Economic advisor at Deloitte Africa, Yaw Appiah Lartey Esq., has urged the government—and successive ones—to reconsider Ghana’s expenditure patterns as a strategic step toward achieving long-term financial independence.
Ghana’s Finance Minister, Dr. Cassiel Ato Forson, has ruled out renegotiating or extending the country’s current program with the International Monetary Fund (IMF).
Speaking at a joint press conference with IMF officials in Accra, Dr. Forson emphasized the government’s commitment to implementing the program to restore macroeconomic stability and drive sustainable growth.
Reacting to this on Morning Starr with Naa Dedei Tettey, Mr. Lartey noted that while he wasn’t surprised by the government’s stance, a renegotiation with the IMF could have been helpful—especially given the global decline in development aid.
However, he called on the government to reconsider its expenditure pattern to achieve financial independence.
According to Lartey, Ghana’s current expenditure pattern is unsustainable, with 30% going towards compensation, 25% for interest payments, and 20% for subsidy payments, leaving only about 20-25% for supporting infrastructure and economic growth.

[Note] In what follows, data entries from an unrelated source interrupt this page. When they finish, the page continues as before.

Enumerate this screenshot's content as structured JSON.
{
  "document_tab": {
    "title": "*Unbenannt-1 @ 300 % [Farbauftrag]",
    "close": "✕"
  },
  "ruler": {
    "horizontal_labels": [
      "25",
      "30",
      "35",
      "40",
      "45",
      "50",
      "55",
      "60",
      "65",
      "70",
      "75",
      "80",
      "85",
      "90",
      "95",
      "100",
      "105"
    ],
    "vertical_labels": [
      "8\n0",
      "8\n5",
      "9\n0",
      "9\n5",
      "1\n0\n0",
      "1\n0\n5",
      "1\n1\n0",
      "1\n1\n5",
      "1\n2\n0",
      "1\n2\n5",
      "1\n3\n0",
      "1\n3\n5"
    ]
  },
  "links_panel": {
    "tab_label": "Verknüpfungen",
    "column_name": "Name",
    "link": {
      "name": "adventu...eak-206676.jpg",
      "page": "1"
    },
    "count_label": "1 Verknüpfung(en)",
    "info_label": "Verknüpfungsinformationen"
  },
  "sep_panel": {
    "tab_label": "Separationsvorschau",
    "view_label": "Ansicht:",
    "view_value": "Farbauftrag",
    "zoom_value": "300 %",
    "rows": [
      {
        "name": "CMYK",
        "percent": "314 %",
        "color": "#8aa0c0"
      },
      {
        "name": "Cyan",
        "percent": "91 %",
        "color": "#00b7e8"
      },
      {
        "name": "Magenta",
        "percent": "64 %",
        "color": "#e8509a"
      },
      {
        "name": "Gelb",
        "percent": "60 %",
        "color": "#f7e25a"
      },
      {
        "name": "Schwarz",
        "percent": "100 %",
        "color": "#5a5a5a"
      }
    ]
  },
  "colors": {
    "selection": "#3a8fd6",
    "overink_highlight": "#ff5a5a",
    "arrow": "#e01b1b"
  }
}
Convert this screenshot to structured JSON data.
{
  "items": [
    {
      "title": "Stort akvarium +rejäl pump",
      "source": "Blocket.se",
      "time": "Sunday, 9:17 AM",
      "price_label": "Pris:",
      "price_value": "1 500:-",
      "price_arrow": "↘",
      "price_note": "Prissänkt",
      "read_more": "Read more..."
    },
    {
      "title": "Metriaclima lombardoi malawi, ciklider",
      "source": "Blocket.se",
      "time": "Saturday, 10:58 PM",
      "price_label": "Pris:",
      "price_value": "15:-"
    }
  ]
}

Lartey believes that Ghana should learn from countries like Malaysia, China, Russia, and the United Kingdom, which have successfully weaned themselves off IMF support.
These countries, he said, developed home-grown policies, invested in domestic production, and geared donor funds towards industrialization.
“……I tell people go and look at the list of countries that have historically relied on the IMF for a long time for their budgetary support and some of those countries who have weaned themselves off the IMF completely. A very good example is Malaysia. Malaysia historically was going to the IMF as often as Ghana was going and what did they do? They implemented some initiatives to wean themselves off IMF. Same as China, same as Russia, and even the United Kingdom. So with the exception of Argentina, all other countries that have successfully relied on the IMF in the past have weaned themselves, with the exception of Argentina, who keep going back there because obviously they keep mismanaging affairs and going back there. But what did these countries do?”
“The question you ask yourself. They developed their own home-grown policies, they adopted some initiatives. For instance, in Malaysia, there was a drive to encourage domestic production. Agricultural products, for instance, palm, a few other products that we took for granted. They invested so much in it, got a lot of support, and all their donor funds were geared towards industrialization. We (Ghana), unfortunately, are not doing that and if you look at the trend, you see that some of the borrowings that we get, we have support for current expenditure. Look at our expenditure pattern. 30 percent of our expenditure is compensation, another 25 percent is for interest payments, another 20 percent is for another subsidy payment. So your rule is about 20, 25 percent for other things, to support infrastructure, to support economic growth. If you run an economy like this, there’s no way you are going to wean yourself off IMF in the short to medium term. It’s a long-term thing.”
In contrast, Ghana’s expenditure pattern does not prioritize supporting key sectors like agriculture and industry, which are crucial for the country’s economic growth.
To break this cycle, Lartey recommends radically changing Ghana’s expenditure pattern to support agriculture and industrialization.
“So we should radically change our expenditure pattern, where there’s significant drive to support two sectors that are shrinking year on year, the agricultural sector and the industrial sector. If you are not supporting these two sectors and you are allowing services to control or to continue to drive an economic growth, you have a challenge, because the majority of our population are not as educated as the United Kingdom. So in the United Kingdom, the service sector drives the economy, because there’s a lot of literacy. Their literacy level is higher than ours. In our market, a large proportion or large number of our population is not educated. So what you do is you support agriculture, you support industrialization. That’s going to require a lot of skill as opposed to the service sector. If you are not implementing some of these policies, then you continue to go to the IMF, because it’s a vicious cycle.”
This, he believes would require developing policies that drive domestic production, investing in key sectors, and ensuring that donor funds are utilized effectively.